Last week we asked our Advisor community, “What percent of owners indicated they strongly agreed that having an exit strategy is important to their future and the future of their company?” Here are the results:
21% said 30% of Owners
10% said 55% of Owners
17% said 60% of Owners
52% said 75% of Owners
EPI Vice President, Scott Snider, provides a deeper look into this trivia:
According to the State of Owner Readiness Survey (SOOR) we found that 60% of owners strongly agreed that having an exit strategy was “important to their future and the future of their business”. Looking deeper, we found that when adding up the “levels of agreement”, meaning somewhat agree, agree, and strongly agree that 99% of owners agreed in some form with this statement. Some would say in reading this that there is no way owners would not agree with this. They likely say this because the other side of the equation speaks something completely different. The same SOOR report said that nearly 80% of owners had no written transition plan, 50% had not planned at all, and 94% of owners had no plans to do anything post-business. Simply put, though they seemingly agree that exit strategy is important, they are not doing anything about it. So how important is it to them really?

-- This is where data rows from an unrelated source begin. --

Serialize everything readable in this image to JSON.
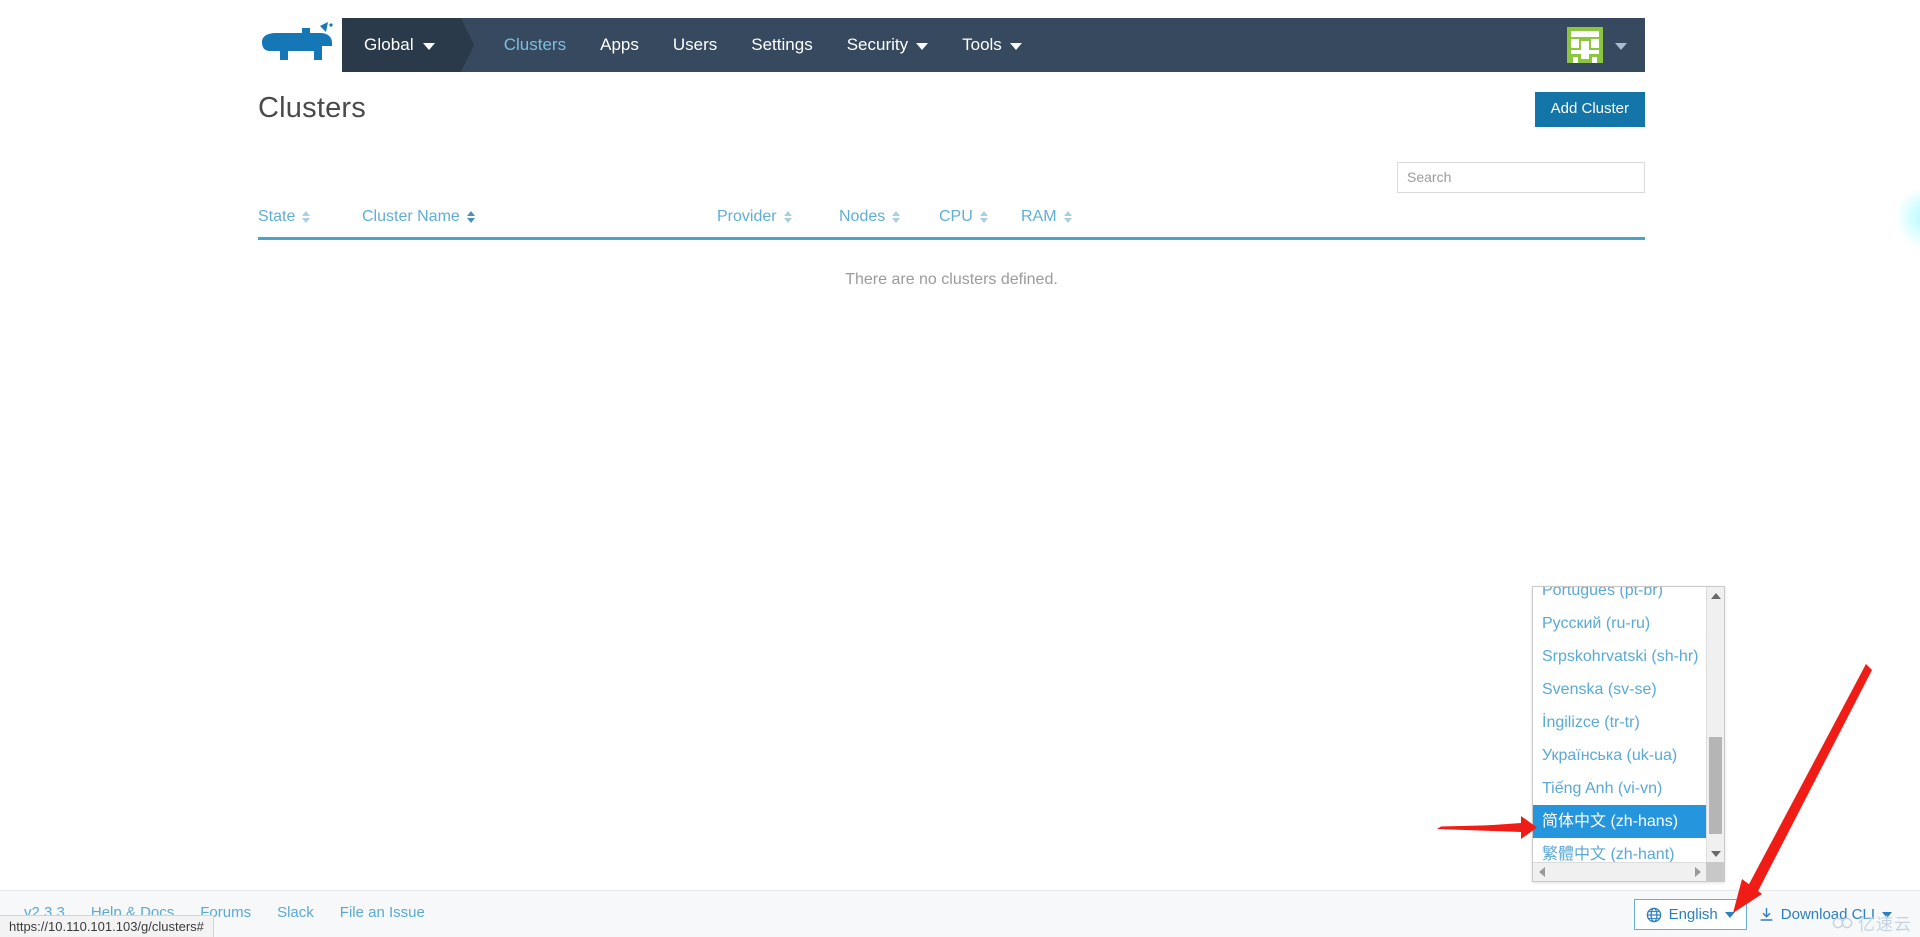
{
  "browser": {
    "status_url": "https://10.110.101.103/g/clusters#"
  },
  "header": {
    "logo_name": "rancher-cow-logo",
    "scope_selector": {
      "label": "Global"
    },
    "nav": [
      {
        "label": "Clusters",
        "active": true,
        "has_caret": false
      },
      {
        "label": "Apps",
        "active": false,
        "has_caret": false
      },
      {
        "label": "Users",
        "active": false,
        "has_caret": false
      },
      {
        "label": "Settings",
        "active": false,
        "has_caret": false
      },
      {
        "label": "Security",
        "active": false,
        "has_caret": true
      },
      {
        "label": "Tools",
        "active": false,
        "has_caret": true
      }
    ],
    "avatar_alt": "user-avatar"
  },
  "page": {
    "title": "Clusters",
    "add_button": "Add Cluster",
    "search_placeholder": "Search",
    "search_value": "",
    "empty_message": "There are no clusters defined."
  },
  "table": {
    "columns": [
      {
        "label": "State",
        "sorted": false
      },
      {
        "label": "Cluster Name",
        "sorted": true
      },
      {
        "label": "Provider",
        "sorted": false
      },
      {
        "label": "Nodes",
        "sorted": false
      },
      {
        "label": "CPU",
        "sorted": false
      },
      {
        "label": "RAM",
        "sorted": false
      }
    ]
  },
  "language_menu": {
    "open": true,
    "selected": "简体中文 (zh-hans)",
    "items": [
      {
        "label": "Português (pt-br)",
        "selected": false
      },
      {
        "label": "Русский (ru-ru)",
        "selected": false
      },
      {
        "label": "Srpskohrvatski (sh-hr)",
        "selected": false
      },
      {
        "label": "Svenska (sv-se)",
        "selected": false
      },
      {
        "label": "İngilizce (tr-tr)",
        "selected": false
      },
      {
        "label": "Українська (uk-ua)",
        "selected": false
      },
      {
        "label": "Tiếng Anh (vi-vn)",
        "selected": false
      },
      {
        "label": "简体中文 (zh-hans)",
        "selected": true
      },
      {
        "label": "繁體中文 (zh-hant)",
        "selected": false
      }
    ]
  },
  "footer": {
    "links": [
      {
        "label": "v2.3.3"
      },
      {
        "label": "Help & Docs"
      },
      {
        "label": "Forums"
      },
      {
        "label": "Slack"
      },
      {
        "label": "File an Issue"
      }
    ],
    "language_button": "English",
    "download_button": "Download CLI",
    "watermark": "亿速云"
  },
  "colors": {
    "nav_bg": "#37495e",
    "nav_scope_bg": "#2b3a4a",
    "accent_blue": "#1475a8",
    "link_blue": "#5aa9d6",
    "table_rule": "#4aa3cc",
    "selected_bg": "#2596de",
    "avatar_green": "#8cc63e",
    "annotation_red": "#f01d16"
  }
}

To me, exit planning is about values and goals. Do your values, the way in which you live, match the goal you are trying to achieve. We always hear, especially at the beginning of each year, people sharing their fitness goals. “I want to lose 30 pounds.” Yet as the year progresses through the first quarter, they begin to miss their workouts and don’t change their eating habits. So how important is this goal to you? Your values don’t match your goals.
However, I think it’s different for business owners in this situation. I think they do want to exit their company. They want to make sure they take care of their customers and employees. They want to harvest the largest financial asset they have at some point. Hell, they need to! But they are not doing anything about it currently because they don’t know what to do or how to do it. They do not speak Value Acceleration and think that exit planning is not an immediate need, so they push it off and procrastinate. And then one day exit smacks them in the face and they say, “what to do I do now?”
As advisors to business owners, we need to recognize that 99% of owners agree that exit strategy is important. We need to begin educating business owners on the concepts and process that live actively in their business culture and impact their personal and financial plans daily. If we do this, we put companies and their owners on a pathway to significance.